Development of Refractory High Entropy Alloys for Additive Manufacturing

High Entropy Alloys (HEAs) are a class of alloys consisting of multiple primary elements with similar content, exhibiting many promising properties, therefore garnering interest in many sectors such as nuclear and aerospace. HEAs are frequently reported as having good mechanical properties, particularly when manufactured by additive manufacturing (AM). In AM, components are built up layer-by-layer using a moving heat source to sequentially melt feedstock to build up a geometrically optimised 3D part with a controlled microstructure. AM is especially useful in manufacturing refractory HEAs (RHEAs), due to the high melting temperatures involved and the difficulties associated with their manufacture via conventional methods such as casting and machining. AM enables the manufacture of these types of high temperature alloys with complex part geometries, suitable for highly specialised applications in the pursuit of increasing efficiency and reducing material waste.

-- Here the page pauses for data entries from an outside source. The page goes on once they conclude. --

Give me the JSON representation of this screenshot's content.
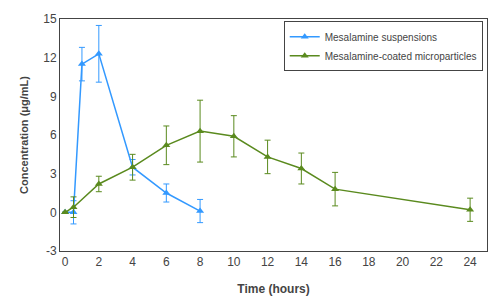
{
  "chart_data": {
    "type": "line",
    "xlabel": "Time (hours)",
    "ylabel": "Concentration (μg/mL)",
    "marker": "triangle-up",
    "series": [
      {
        "name": "Mesalamine suspensions",
        "color": "#3399ff",
        "x": [
          0,
          0.5,
          1,
          2,
          4,
          6,
          8
        ],
        "values": [
          0,
          0.0,
          11.5,
          12.3,
          3.5,
          1.5,
          0.1
        ],
        "errors": [
          0,
          0.9,
          1.3,
          2.2,
          0.6,
          0.7,
          0.9
        ]
      },
      {
        "name": "Mesalamine-coated microparticles",
        "color": "#5a8a1e",
        "x": [
          0,
          0.5,
          2,
          4,
          6,
          8,
          10,
          12,
          14,
          16,
          24
        ],
        "values": [
          0,
          0.4,
          2.2,
          3.5,
          5.2,
          6.3,
          5.9,
          4.3,
          3.4,
          1.8,
          0.2
        ],
        "errors": [
          0,
          0.8,
          0.6,
          1.0,
          1.5,
          2.4,
          1.6,
          1.3,
          1.2,
          1.3,
          0.9
        ]
      }
    ],
    "xlim": [
      -0.3,
      25
    ],
    "ylim": [
      -3,
      15
    ],
    "xticks": [
      0,
      2,
      4,
      6,
      8,
      10,
      12,
      14,
      16,
      18,
      20,
      22,
      24
    ],
    "yticks": [
      -3,
      0,
      3,
      6,
      9,
      12,
      15
    ],
    "grid": false,
    "legend": "upper right"
  }
}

This thesis concerns development of new HEAs suitable for AM, more specifically for the AM process laser powder bed fusion (PBF-LB/M). In-situ alloying (ISA), a technique where powders are blended prior to the AM process and alloyed using the motion of the laser and the melt pool, is explored. The impact of different elemental additions on alloying is assessed, including the benefit of minimising melting point differences and the tendency of that elemental addition to segregate, impacting the miscibility of the addition in the base alloy. The impact of elemental powder size, shape and contamination on the ISA process is also explored, showing that although defects can form due to low powder flowability, representative homogeneous microstructures can be obtained, comparable to equivalent samples manufactured using pre-alloyed powder.

An alloy design procedure is also proposed, using empirical parameters to design solid solution HEAs suitable for high temperatures. The top ranked HEAs are then manufactured via arc-melting, resulting in 4 solid solution RHEAs. The AM processability of these alloys is then assessed using melt tracks, providing information on their crack susceptibility. Consequently, a new solid-state cracking indicator is proposed based on considering the impact of bond energy on ductility, which is used along with a solidification cracking indicator and 12 conventional alloys from literature to map AM crack susceptibility for new HEAs. The AM processable Mo5Nb35Ti30V30 RHEA is then manufactured via ISA and pre-alloyed powder comparing the results. The pre-alloyed samples are heat-treated, initiating the formation of a secondary TiCN phase on cell and grain boundaries, which coarsens with heat treatment time due to atmospheric infiltration. The removal of the cellular microstructure, interstitial strengthening and coarsening of the TiCN results in an improvement in alloy mechanical properties compared to the as-built condition. High throughput alloy design and optimisation is important to facilitate rapidly evolving industrial requirements for high performance materials. The results of this thesis aim to streamline and accelerate the alloy screening process, while also minimising time and costs associated with alloy development.